Recently passed legislation will give many Victorian public sector staff the ability to bargain on a broader range of matters, including job security.
It resolves a legal issue that meant enterprise bargaining agreements at some organisations were restricted in what they could cover, while others enjoyed broader rights. This was due to a misalignment of how state and federal law applied to different types of organisations.
The Fair Work (Commonwealth Powers) Amendment Bill 2018 passed the state’s upper house on Monday, which will iron out these problems.
Now, more than 130,000 VPS employees, including departmental staff — which includes teachers, transport planners, prison staff and legal aid workers — will be able to negotiate about things like staffing levels, how staff are engaged and the promotion of secure employment.
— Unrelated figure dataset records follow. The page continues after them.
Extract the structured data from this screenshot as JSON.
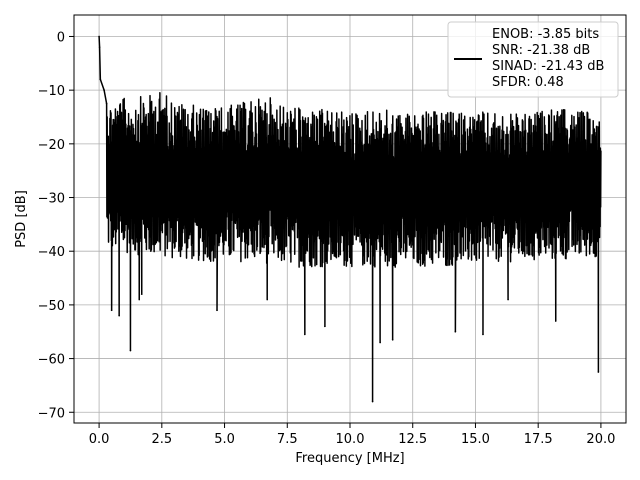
{
  "chart_data": {
    "type": "line",
    "title": "",
    "xlabel": "Frequency [MHz]",
    "ylabel": "PSD [dB]",
    "xlim": [
      -1.0,
      21.0
    ],
    "ylim": [
      -72.0,
      4.0
    ],
    "x_ticks": [
      0.0,
      2.5,
      5.0,
      7.5,
      10.0,
      12.5,
      15.0,
      17.5,
      20.0
    ],
    "x_tick_labels": [
      "0.0",
      "2.5",
      "5.0",
      "7.5",
      "10.0",
      "12.5",
      "15.0",
      "17.5",
      "20.0"
    ],
    "y_ticks": [
      0,
      -10,
      -20,
      -30,
      -40,
      -50,
      -60,
      -70
    ],
    "y_tick_labels": [
      "0",
      "−10",
      "−20",
      "−30",
      "−40",
      "−50",
      "−60",
      "−70"
    ],
    "grid": true,
    "line_color": "#000000",
    "legend_position": "top-right",
    "legend_lines": [
      "ENOB: -3.85 bits",
      "SNR: -21.38 dB",
      "SINAD: -21.43 dB",
      "SFDR: 0.48"
    ],
    "series": [
      {
        "x_start": 0.0,
        "x_end": 20.0,
        "peak_points": [
          [
            0.0,
            0.0
          ],
          [
            0.02,
            -2.0
          ],
          [
            0.05,
            -8.0
          ],
          [
            0.2,
            -10.0
          ],
          [
            0.3,
            -12.5
          ]
        ],
        "upper_envelope": [
          [
            0.4,
            -12.0
          ],
          [
            1.0,
            -11.5
          ],
          [
            2.0,
            -11.0
          ],
          [
            2.5,
            -10.0
          ],
          [
            3.0,
            -12.0
          ],
          [
            4.0,
            -13.0
          ],
          [
            5.0,
            -13.0
          ],
          [
            6.0,
            -12.0
          ],
          [
            6.7,
            -11.0
          ],
          [
            7.5,
            -13.0
          ],
          [
            8.5,
            -13.5
          ],
          [
            10.0,
            -14.0
          ],
          [
            11.0,
            -13.5
          ],
          [
            12.0,
            -14.0
          ],
          [
            13.0,
            -14.0
          ],
          [
            15.0,
            -14.0
          ],
          [
            17.0,
            -14.5
          ],
          [
            18.0,
            -13.5
          ],
          [
            20.0,
            -14.0
          ]
        ],
        "lower_envelope": [
          [
            0.4,
            -40.0
          ],
          [
            2.0,
            -41.0
          ],
          [
            4.0,
            -42.0
          ],
          [
            6.0,
            -42.0
          ],
          [
            8.0,
            -43.0
          ],
          [
            10.0,
            -43.0
          ],
          [
            12.0,
            -43.0
          ],
          [
            14.0,
            -43.0
          ],
          [
            16.0,
            -42.0
          ],
          [
            18.0,
            -42.0
          ],
          [
            20.0,
            -41.0
          ]
        ],
        "notable_dips": [
          [
            0.5,
            -51.0
          ],
          [
            0.8,
            -52.0
          ],
          [
            1.25,
            -58.5
          ],
          [
            1.6,
            -49.0
          ],
          [
            1.7,
            -48.0
          ],
          [
            4.7,
            -51.0
          ],
          [
            6.7,
            -49.0
          ],
          [
            8.2,
            -55.5
          ],
          [
            9.0,
            -54.0
          ],
          [
            10.9,
            -68.0
          ],
          [
            11.2,
            -57.0
          ],
          [
            11.7,
            -56.5
          ],
          [
            14.2,
            -55.0
          ],
          [
            15.3,
            -55.5
          ],
          [
            16.3,
            -49.0
          ],
          [
            18.2,
            -53.0
          ],
          [
            19.9,
            -62.5
          ]
        ]
      }
    ]
  }
}
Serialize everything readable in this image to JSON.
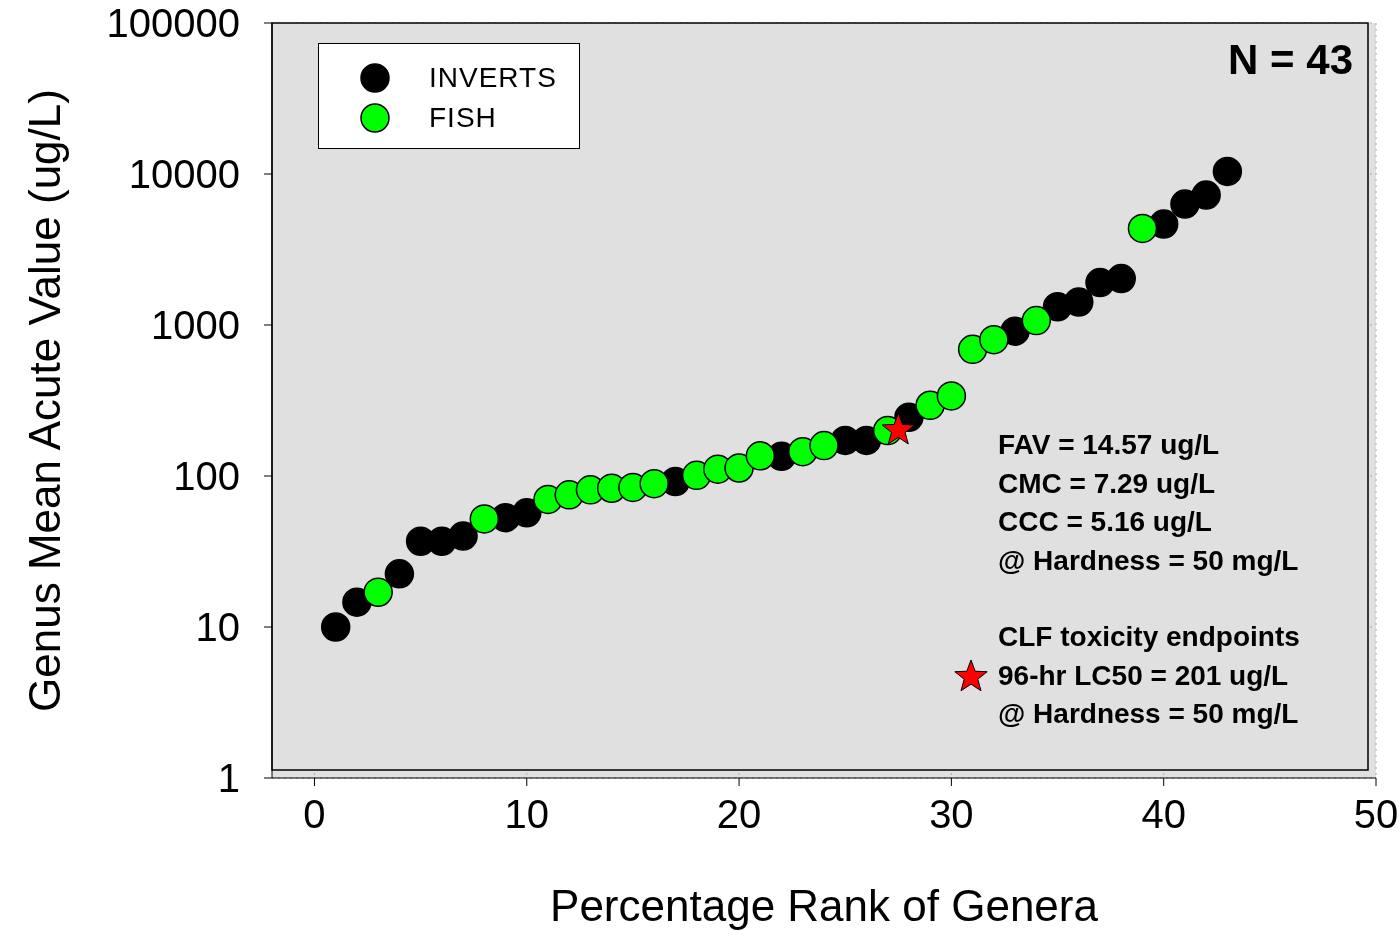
{
  "chart_data": {
    "type": "scatter",
    "xlabel": "Percentage Rank of Genera",
    "ylabel": "Genus Mean Acute Value (ug/L)",
    "xlim": [
      -2,
      50
    ],
    "xticks": [
      0,
      10,
      20,
      30,
      40,
      50
    ],
    "ylim": [
      1,
      100000
    ],
    "yticks": [
      1,
      10,
      100,
      1000,
      10000,
      100000
    ],
    "log": "y",
    "grid": true,
    "legend": "top left",
    "marker": "circle",
    "series": [
      {
        "name": "INVERTS",
        "color": "#000000",
        "x": [
          1,
          2,
          4,
          5,
          6,
          7,
          9,
          10,
          17,
          22,
          25,
          26,
          28,
          33,
          35,
          36,
          37,
          38,
          40,
          41,
          42,
          43
        ],
        "values": [
          10,
          14.6,
          22.5,
          37,
          37,
          40,
          53,
          57,
          92,
          135,
          172,
          172,
          245,
          910,
          1320,
          1420,
          1910,
          2030,
          4660,
          6320,
          7250,
          10400
        ]
      },
      {
        "name": "FISH",
        "color": "#00ff00",
        "x": [
          3,
          8,
          11,
          12,
          13,
          14,
          15,
          16,
          18,
          19,
          20,
          21,
          23,
          24,
          27,
          29,
          30,
          31,
          32,
          34,
          39
        ],
        "values": [
          17,
          52,
          70,
          75,
          81,
          83,
          84,
          89,
          101,
          111,
          113,
          136,
          145,
          159,
          200,
          294,
          339,
          690,
          800,
          1070,
          4360
        ]
      },
      {
        "name": "96-hr LC50 = 201 ug/L",
        "color": "#ff0000",
        "marker": "star",
        "x": [
          27.5
        ],
        "values": [
          201
        ]
      }
    ],
    "annotations": [
      "N = 43",
      "FAV = 14.57 ug/L",
      "CMC = 7.29 ug/L",
      "CCC = 5.16 ug/L",
      "@ Hardness = 50 mg/L",
      "CLF toxicity endpoints",
      "@ Hardness = 50 mg/L"
    ]
  }
}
If included in a future agreement, this would give unions and workers more power to argue regular casual employees should be converted to more secure work, for example.
Many public sector employees already enjoyed this right, which applied to what are known in legalese as constitutional corporations, including some public sector organisations. This legal disparity resulted from a 2015 Federal Court decision, but the issue has been 25 years in the making, ever since then-premier Jeff Kennett referred some of Victoria’s industrial relations powers to the Commonwealth in 1996.
The amendments will not change enterprise agreements that have already been concluded within the public sector.
The bill does not mean these clauses can be imposed on public sector employers. They extend the right to include them, and will only be included where the parties agree.
Sworn police are excluded from the changes.
The Community and Public Sector Union is certainly happy with the result, with Victorian Branch Secretary Karen Batt tweeting: “All VIC workers, public and private, now equal again.”